Knesset panel advances increased allowances for elderly

Income supplements for the elderly are paid under the guaranteed income law as additions to old age pensions.

Elderly Israelis wait for their turn to vote  (photo credit: REUTERS)
Elderly Israelis wait for their turn to vote
(photo credit: REUTERS)
The Knesset Labor, Wealth and Health Committee approved on Monday an increase in income support allowances to people who have reached retirement age.
“This will strengthen the weakest populations,” committee chairman Eli Alalouf said.
Income supplements for the elderly are paid under the guaranteed income law as additions to old age pensions.
Until now, elderly income supplements were NIS 2,980 for recipients up to the age of 70 years, NIS 3,040 for those between ages 70 and 80 and NIS 3,150 for those aged 80 and above.

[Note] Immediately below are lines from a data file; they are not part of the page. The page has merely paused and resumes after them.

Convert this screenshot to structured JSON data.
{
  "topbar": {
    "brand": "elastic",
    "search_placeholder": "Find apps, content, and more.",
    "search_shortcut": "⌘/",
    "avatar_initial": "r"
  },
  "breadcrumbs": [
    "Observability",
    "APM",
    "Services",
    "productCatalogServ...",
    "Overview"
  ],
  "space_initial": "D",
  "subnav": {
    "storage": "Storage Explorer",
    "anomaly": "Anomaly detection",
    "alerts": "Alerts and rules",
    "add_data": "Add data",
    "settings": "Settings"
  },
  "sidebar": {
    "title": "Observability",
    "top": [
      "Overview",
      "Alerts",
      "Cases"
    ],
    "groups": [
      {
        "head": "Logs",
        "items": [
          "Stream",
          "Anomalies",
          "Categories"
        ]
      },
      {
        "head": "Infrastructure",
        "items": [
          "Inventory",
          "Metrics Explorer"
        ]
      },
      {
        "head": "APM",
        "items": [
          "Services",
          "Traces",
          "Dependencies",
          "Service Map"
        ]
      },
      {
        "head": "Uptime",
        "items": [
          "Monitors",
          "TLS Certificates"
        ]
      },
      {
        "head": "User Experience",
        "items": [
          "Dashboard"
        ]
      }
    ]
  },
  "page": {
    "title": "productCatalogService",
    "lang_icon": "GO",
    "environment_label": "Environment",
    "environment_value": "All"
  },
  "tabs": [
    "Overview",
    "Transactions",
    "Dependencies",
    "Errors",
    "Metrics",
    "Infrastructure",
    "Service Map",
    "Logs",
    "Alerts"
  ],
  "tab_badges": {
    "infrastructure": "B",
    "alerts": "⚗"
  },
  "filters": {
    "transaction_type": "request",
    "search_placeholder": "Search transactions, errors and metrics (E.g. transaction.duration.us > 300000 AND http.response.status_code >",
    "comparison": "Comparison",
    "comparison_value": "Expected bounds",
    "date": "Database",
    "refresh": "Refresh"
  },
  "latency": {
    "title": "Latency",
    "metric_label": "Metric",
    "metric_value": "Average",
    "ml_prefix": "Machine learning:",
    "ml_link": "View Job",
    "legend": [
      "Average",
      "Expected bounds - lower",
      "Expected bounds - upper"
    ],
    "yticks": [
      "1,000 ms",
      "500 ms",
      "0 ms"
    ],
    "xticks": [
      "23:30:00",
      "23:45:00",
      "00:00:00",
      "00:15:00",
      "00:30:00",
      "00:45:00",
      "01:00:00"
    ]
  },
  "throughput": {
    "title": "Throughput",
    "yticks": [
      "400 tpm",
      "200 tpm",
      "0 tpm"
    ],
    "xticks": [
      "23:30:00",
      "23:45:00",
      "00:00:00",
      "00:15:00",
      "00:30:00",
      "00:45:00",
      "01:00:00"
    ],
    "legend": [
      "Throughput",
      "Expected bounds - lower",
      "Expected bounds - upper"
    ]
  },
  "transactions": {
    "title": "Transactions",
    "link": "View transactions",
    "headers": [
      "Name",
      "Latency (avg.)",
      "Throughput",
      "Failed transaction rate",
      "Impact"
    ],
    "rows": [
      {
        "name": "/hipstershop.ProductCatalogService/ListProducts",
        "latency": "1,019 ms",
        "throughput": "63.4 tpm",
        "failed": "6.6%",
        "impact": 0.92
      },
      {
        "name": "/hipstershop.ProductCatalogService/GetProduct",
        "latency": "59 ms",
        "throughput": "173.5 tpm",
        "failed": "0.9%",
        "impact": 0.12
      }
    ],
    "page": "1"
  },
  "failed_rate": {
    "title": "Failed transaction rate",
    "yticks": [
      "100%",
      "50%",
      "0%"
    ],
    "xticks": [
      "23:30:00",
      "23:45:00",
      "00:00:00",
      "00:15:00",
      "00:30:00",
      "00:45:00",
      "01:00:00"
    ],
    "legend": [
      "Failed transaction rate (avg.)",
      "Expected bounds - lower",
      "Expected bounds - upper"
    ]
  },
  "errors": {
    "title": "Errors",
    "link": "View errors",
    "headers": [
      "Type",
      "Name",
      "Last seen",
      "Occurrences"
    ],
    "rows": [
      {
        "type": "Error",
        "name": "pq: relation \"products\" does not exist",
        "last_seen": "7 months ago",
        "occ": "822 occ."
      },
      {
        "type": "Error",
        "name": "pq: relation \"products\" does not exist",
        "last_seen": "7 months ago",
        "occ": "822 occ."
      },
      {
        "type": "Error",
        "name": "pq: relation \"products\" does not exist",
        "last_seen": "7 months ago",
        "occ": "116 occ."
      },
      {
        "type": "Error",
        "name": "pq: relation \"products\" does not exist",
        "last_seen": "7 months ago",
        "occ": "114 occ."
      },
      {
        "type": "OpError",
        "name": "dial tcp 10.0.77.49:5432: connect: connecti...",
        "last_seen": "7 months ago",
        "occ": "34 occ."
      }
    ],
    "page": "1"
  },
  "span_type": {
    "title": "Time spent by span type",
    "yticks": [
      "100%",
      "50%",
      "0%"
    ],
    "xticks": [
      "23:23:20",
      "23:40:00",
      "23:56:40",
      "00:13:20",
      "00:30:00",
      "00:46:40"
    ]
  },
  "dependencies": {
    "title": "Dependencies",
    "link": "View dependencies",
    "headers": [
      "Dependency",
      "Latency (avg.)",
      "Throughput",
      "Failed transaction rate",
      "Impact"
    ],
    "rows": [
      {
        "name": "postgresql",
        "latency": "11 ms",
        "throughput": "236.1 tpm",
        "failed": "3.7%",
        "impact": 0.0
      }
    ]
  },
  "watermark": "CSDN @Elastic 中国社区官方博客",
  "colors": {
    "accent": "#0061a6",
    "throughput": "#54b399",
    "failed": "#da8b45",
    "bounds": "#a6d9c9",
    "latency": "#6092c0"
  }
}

The new amendment will increase the supplements to NIS 3,112 up to age 70, NIS 3,140 between the ages of 70 and 80 and NIS 3,211 for those aged 80 and above.
“For an elderly citizen to be able to work without harming his pension entitlement, he can now earn NIS 140 more than the amount that was fixed today, without hurting his entitlement,” Prof. Shlomo Mor-Yosef, head of the National Insurance Institute, said at the committee meeting.
Mor-Yosef added that the amendments, which are estimated at NIS 400 million, could increase elderly allowances by NIS 300 to 500 without hurting a person’s eligibility for income support.
The Knesset committee also voted on Monday to gradually eliminate restrictions on elderly allowances, so that by the year 2020, pensions will be calculated starting with a person’s first year of employment, not only after 10 years, as was the case to date.
The new law will be especially beneficial for new immigrants and homemakers who return to the labor market, enabling them to receive an additional oldage pension of up to NIS 750 per month.
The law will be gradually phased in until full implementation in 2020.
“These are beautiful days when we aim to improve the situation of elderly new immigrants,” Mor-Yosef said. “In Israel, there are some 495,000 elderly who will benefit from this amendment.”
He estimated that the amendment would cost some NIS 1.4 billion and emphasized that other benefits for the elderly would not be cut due to the new law.